Van Uoc feels set apart from the non-Asian scholarship kids and vents her anger against disempowerment of women and racist views on boatpeople, asylum-seekers and minority groups in free writing she then usually deletes.

My review of Take Three Girls in the Weekend Australian, January 2018.
Take Three Girls (Pan Macmillan, 439pp, $18.99) is written by three of Australia’s best YA authors: Cath Crowley, Simmone Howell and Fiona Wood. They have each integrated a character into this story, which is for mature readers.
Their characters are brought together by the teacher of the new wellness program set up for Year 10 students at a prestigious private school to help them deal with misogynistic online bullying. Clem, Kate and Ady are randomly put into the same group because they have the longest thumbs.
An elite swimmer, Clem naturally has large hands but she is avoiding training and feels “the future is just like a white blur of skywriting that time has made unreadable”. She’s losing her identity and putting on weight. She is yearning for a physical encounter with older Stu but also feels unsure.

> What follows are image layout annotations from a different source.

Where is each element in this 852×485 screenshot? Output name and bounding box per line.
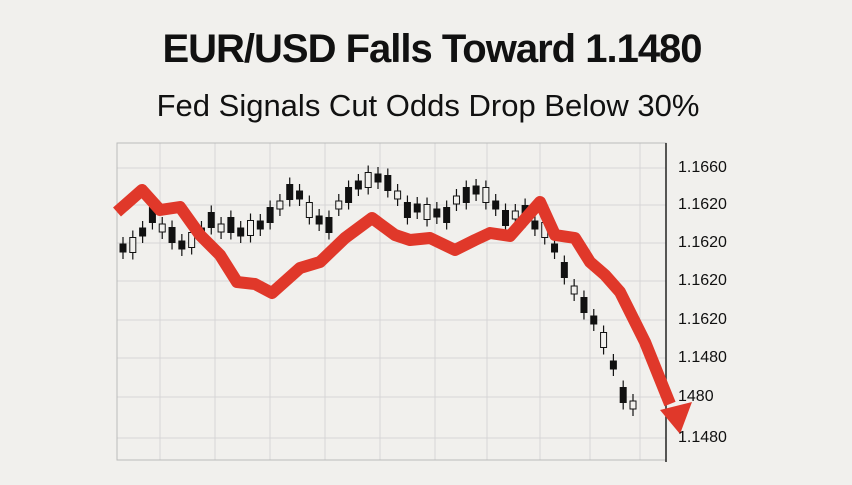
candle-body (129, 237, 137, 253)
axis-label: 1.1480 (678, 429, 727, 446)
candle-body (335, 200, 343, 210)
candle-body (364, 172, 372, 188)
candle-body (472, 185, 480, 195)
grid (117, 143, 666, 460)
candle-body (609, 360, 617, 370)
candle-body (384, 175, 392, 191)
candle-body (354, 180, 362, 190)
candle-body (423, 204, 431, 220)
candle-body (256, 220, 264, 230)
subtitle: Fed Signals Cut Odds Drop Below 30% (157, 88, 700, 123)
candle-body (296, 190, 304, 200)
axis-label: 1.1620 (678, 234, 727, 251)
candle-body (168, 227, 176, 243)
axis-label: 1.1620 (678, 272, 727, 289)
candle-body (443, 207, 451, 223)
candles (119, 165, 637, 416)
candle-body (178, 240, 186, 250)
axis-labels: 1.1660 1.1620 1.1620 1.1620 1.1620 1.1480 1480… (678, 159, 727, 446)
candle-body (511, 210, 519, 220)
candle-body (119, 243, 127, 253)
candle-body (374, 173, 382, 183)
candle-body (570, 285, 578, 295)
candle-body (619, 387, 627, 403)
candle-body (462, 187, 470, 203)
candle-body (492, 200, 500, 210)
candle-body (531, 220, 539, 230)
axis-label: 1480 (678, 388, 714, 405)
candle-body (207, 212, 215, 228)
title: EUR/USD Falls Toward 1.1480 (162, 27, 701, 71)
candle-body (600, 332, 608, 348)
candle-body (325, 217, 333, 233)
axis-label: 1.1480 (678, 349, 727, 366)
candle-body (237, 227, 245, 237)
candle-body (139, 227, 147, 237)
candle-body (305, 202, 313, 218)
candle-body (227, 217, 235, 233)
candle-body (433, 208, 441, 218)
candle-body (413, 203, 421, 213)
candle-body (403, 202, 411, 218)
trend-arrowhead (660, 402, 692, 434)
candle-body (345, 187, 353, 203)
candle-body (394, 190, 402, 200)
axis-label: 1.1620 (678, 311, 727, 328)
candle-body (286, 184, 294, 200)
candle-body (580, 297, 588, 313)
candle-body (247, 220, 254, 236)
candle-body (560, 262, 568, 278)
candle-body (590, 315, 598, 325)
candle-body (629, 400, 637, 410)
candle-body (276, 200, 284, 210)
candle-body (482, 187, 490, 203)
trend-line (113, 184, 676, 407)
candle-body (266, 207, 274, 223)
candle-body (502, 210, 509, 226)
candle-body (452, 195, 460, 205)
candle-body (315, 215, 323, 225)
candle-body (217, 223, 225, 233)
candle-body (158, 223, 166, 233)
candle-body (551, 243, 559, 253)
axis-label: 1.1620 (678, 196, 727, 213)
axis-label: 1.1660 (678, 159, 727, 176)
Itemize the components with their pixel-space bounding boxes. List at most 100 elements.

Kate is a talented cellist, passionate but not competitive, who experiments with recording sounds and looping and layering tracks. She’s been “slotted into the box of quiet, studious, geek” who’s good with computers. She works hard to win a scholarship for the sake of her parents’ farm but is pulled between schoolwork and music.

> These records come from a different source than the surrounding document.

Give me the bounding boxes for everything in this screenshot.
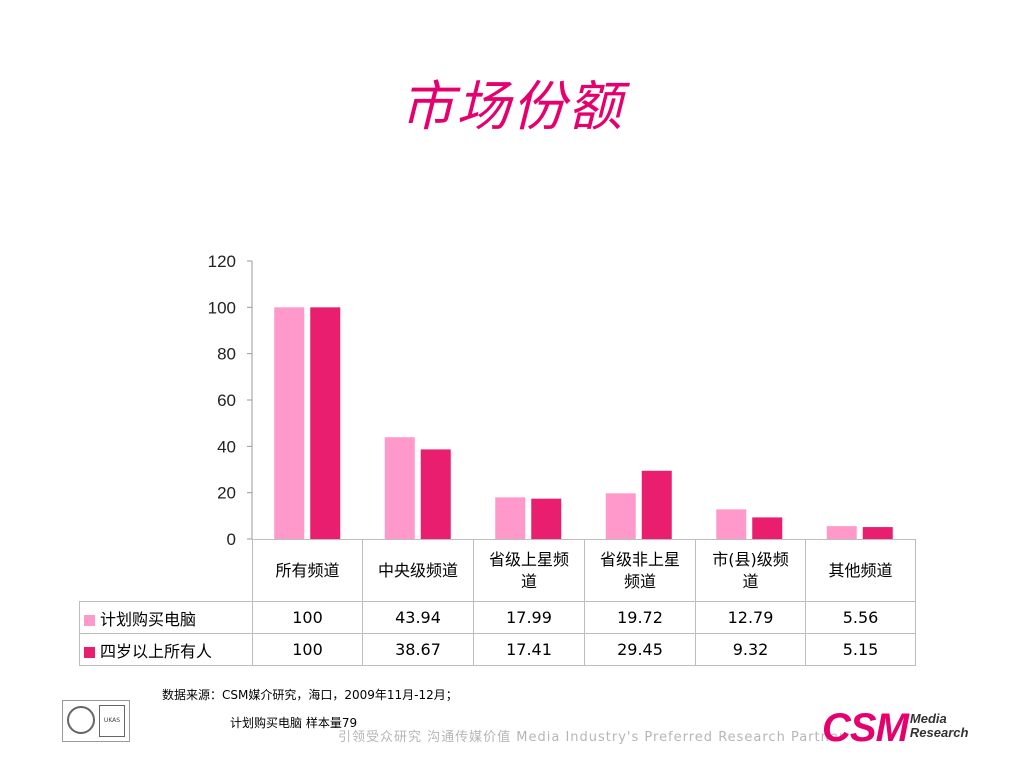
ukas-cert-icon: UKAS <box>99 705 125 737</box>
data-value: 17.41 <box>473 633 585 666</box>
bar <box>826 526 857 539</box>
data-value: 100 <box>252 633 363 666</box>
y-tick-label: 40 <box>217 437 236 456</box>
bar <box>274 307 305 539</box>
category-label-line: 所有频道 <box>275 560 340 580</box>
category-label-line: 中央级频道 <box>377 560 458 580</box>
data-value: 5.56 <box>805 601 916 634</box>
data-value: 43.94 <box>362 601 474 634</box>
logo-wordmark: CSM <box>822 706 909 750</box>
sgs-cert-icon <box>67 706 95 734</box>
bar <box>641 470 672 539</box>
category-label: 中央级频道 <box>362 539 474 602</box>
y-tick-label: 100 <box>208 298 236 317</box>
category-label: 其他频道 <box>805 539 916 602</box>
logo-subtitle: Media Research <box>909 711 969 740</box>
category-label-line: 频道 <box>623 571 656 591</box>
sample-note: 计划购买电脑 样本量79 <box>230 716 358 730</box>
data-value: 12.79 <box>695 601 806 634</box>
data-table: 所有频道 中央级频道 省级上星频道省级非上星 频道 市(县)级频道其他频道 计划购买电脑… <box>79 539 916 666</box>
category-label-line: 市(县)级频 <box>712 549 789 569</box>
table-row: 四岁以上所有人 100 38.67 17.41 29.45 9.32 5.15 <box>79 633 916 666</box>
data-value: 100 <box>252 601 363 634</box>
y-tick-label: 80 <box>217 345 236 364</box>
y-tick-label: 60 <box>217 391 236 410</box>
csm-logo: CSM Media Research <box>822 706 968 751</box>
data-value: 9.32 <box>695 633 806 666</box>
table-row: 计划购买电脑 100 43.94 17.99 19.72 12.79 5.56 <box>79 601 916 634</box>
legend-swatch <box>84 646 95 658</box>
category-label-line: 省级上星频 <box>488 549 569 569</box>
bar <box>605 493 636 539</box>
data-value: 38.67 <box>362 633 474 666</box>
category-label-line: 省级非上星 <box>599 549 680 569</box>
y-tick-label: 120 <box>208 252 236 271</box>
bar <box>384 437 415 539</box>
bar <box>862 527 893 539</box>
series-name: 计划购买电脑 <box>100 609 197 629</box>
legend-entry: 计划购买电脑 <box>79 601 253 634</box>
slogan: 引领受众研究 沟通传媒价值 Media Industry's Preferred… <box>338 730 846 745</box>
y-tick-label: 20 <box>217 484 236 503</box>
series-name: 四岁以上所有人 <box>100 641 213 661</box>
category-label-line: 道 <box>520 571 537 591</box>
bar <box>420 449 451 539</box>
certification-logos: UKAS <box>62 700 130 742</box>
bar <box>716 509 747 539</box>
bar <box>495 497 526 539</box>
category-label-line: 道 <box>742 571 759 591</box>
data-value: 5.15 <box>805 633 916 666</box>
category-label: 省级上星频道 <box>473 539 585 602</box>
bar <box>310 307 341 539</box>
data-value: 17.99 <box>473 601 585 634</box>
bar <box>752 517 783 539</box>
category-label: 市(县)级频道 <box>695 539 806 602</box>
data-value: 19.72 <box>584 601 696 634</box>
category-label: 所有频道 <box>252 539 363 602</box>
source-note: 数据来源：CSM媒介研究，海口，2009年11月-12月； <box>162 688 458 702</box>
legend-entry: 四岁以上所有人 <box>79 633 253 666</box>
data-value: 29.45 <box>584 633 696 666</box>
bar <box>531 498 562 539</box>
category-header-row: 所有频道 中央级频道 省级上星频道省级非上星 频道 市(县)级频道其他频道 <box>79 539 916 602</box>
table-corner <box>79 539 253 602</box>
legend-swatch <box>84 614 95 626</box>
page-title: 市场份额 <box>400 75 624 138</box>
category-label-line: 其他频道 <box>828 560 893 580</box>
category-label: 省级非上星 频道 <box>584 539 696 602</box>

Unlike the other girls, tall, popular Ady isn’t a boarder. She lives at home but her father’s addictions are rattling the family. Ady’s affinity with fabrics, clothes and beauty is rendered in sensory language. She’s unsure why she’s not interested in handsome Rupert and surprises herself by becoming protective of her new friends.
One of the skills of this collaboration is that each character offers insight into the others. Ady, for example, recognises Clem’s confidence to “explore who she might be” and sees Kate as a “quiet musician [who] breaks the rules to walk on the wild side”. The three writers develop and enrich each other’s creations. Take Three Girls deserves a second read to fully appreciate the fine writing and the seeded threads which lead to the denouement.